Group disability insurance is a type of insurance that provides financial assistance for employees who are unable to work due to a covered disability. As a group plan, the risks of employees becoming disabled are spread over all covered employees. This helps keep premiums for individual employees affordable.
Group disability plans have specific criteria that disabilities must meet in order to be covered. These are detailed in plans’ terms and conditions, and their other paperwork. Because each plan has specific criteria, business owners should review a plan’s criteria carefully with a knowledgeable insurance advisor before selecting a specific plan.
In general, plans’ criteria focus on both how long an employee has been unable to work, and whether they’re unable to work in their field or whether they can’t work at all. Some plans also have limits regarding how long they’ll pay for a covered claim.
There are at least two different ways to categorize group disability claims.

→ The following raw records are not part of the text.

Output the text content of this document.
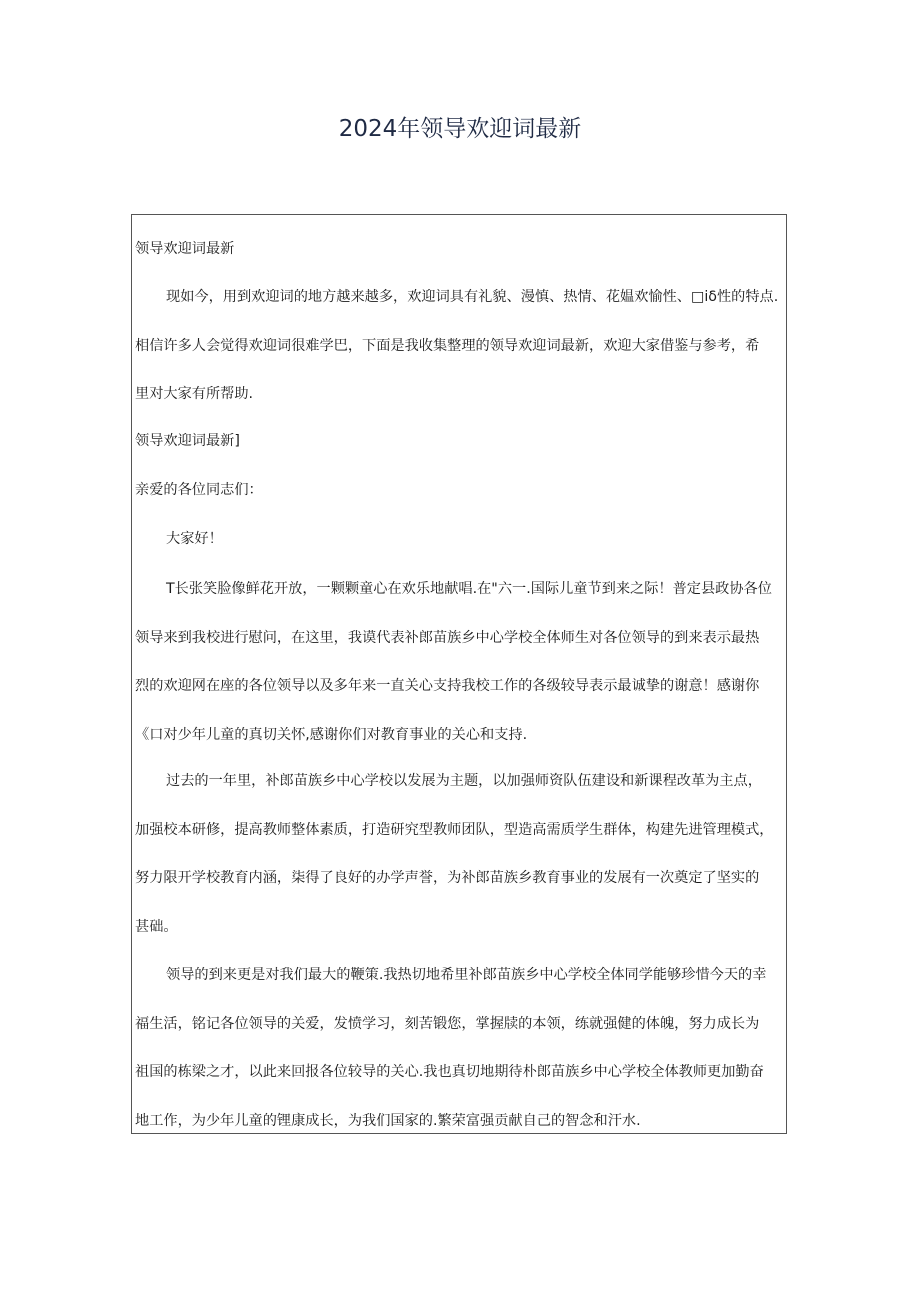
2024年领导欢迎词最新

领导欢迎词最新

现如今，用到欢迎词的地方越来越多，欢迎词具有礼貌、漫慎、热情、花媪欢愉性、□iδ性的特点.
相信许多人会觉得欢迎词很难学巴，下面是我收集整理的领导欢迎词最新，欢迎大家借鉴与参考，希
里对大家有所帮助.

领导欢迎词最新]

亲爱的各位同志们：

大家好！

T长张笑脸像鲜花开放，一颗颗童心在欢乐地献唱.在"六一.国际儿童节到来之际！普定县政协各位
领导来到我校进行慰问，在这里，我谟代表补郎苗族乡中心学校全体师生对各位领导的到来表示最热
烈的欢迎网在座的各位领导以及多年来一直关心支持我校工作的各级较导表示最诚挚的谢意！感谢你
《口对少年儿童的真切关怀,感谢你们对教育事业的关心和支持.

过去的一年里，补郎苗族乡中心学校以发展为主题，以加强师资队伍建设和新课程改革为主点，
加强校本研修，提高教师整体素质，打造研究型教师团队，型造高需质学生群体，构建先进管理模式，
努力限开学校教育内涵，柒得了良好的办学声誉，为补郎苗族乡教育事业的发展有一次奠定了坚实的
甚础。

领导的到来更是对我们最大的鞭策.我热切地希里补郎苗族乡中心学校全体同学能够珍惜今天的幸
福生活，铭记各位领导的关爱，发愤学习，刻苦锻您，掌握牍的本领，练就强健的体魄，努力成长为
祖国的栋梁之才，以此来回报各位较导的关心.我也真切地期待朴郎苗族乡中心学校全体教师更加勤奋
地工作，为少年儿童的锂康成长，为我们国家的.繁荣富强贡献自己的智念和汗水.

First, disability plans can be grouped by how long they pay on covered claims. Long-term plans typically provide coverage for disabilities that prevent employees from working for months or years. These plans often require employees to be unable to work for a length of time before the plans will begin providing supplemental income, but once they start paying many will continue paying for a long time. In contrast, short-term disability plans usually pay soon after an employee becomes disabled, but they’re only intended to provide additional income for a short duration of time, a few weeks or months. After the stipulated time period is over, these policies stop providing supplemental income.
Second, plans may provide either own-occupation coverage or income-replacement coverage. Own-occupation plans tend to cover employees who are unable to work in their chosen field, while income-replacement coverage usually only covers employees who are unable to work in any occupation. Income-replacement coverage often costs much less than own-occupation coverage, but income-replacement coverage can leave disabled employees with little protection if they’re able to work in another job -- even if that position pays much less than their current one.
Many businesses can benefit from obtaining group disability insurance. By adding it to employees’ benefits packages, businesses can both better protect their current employees and give prospective employees more comprehensive compensation offers. An advisor can help a specific business consider how a group benefit plan might benefit the business and its employees.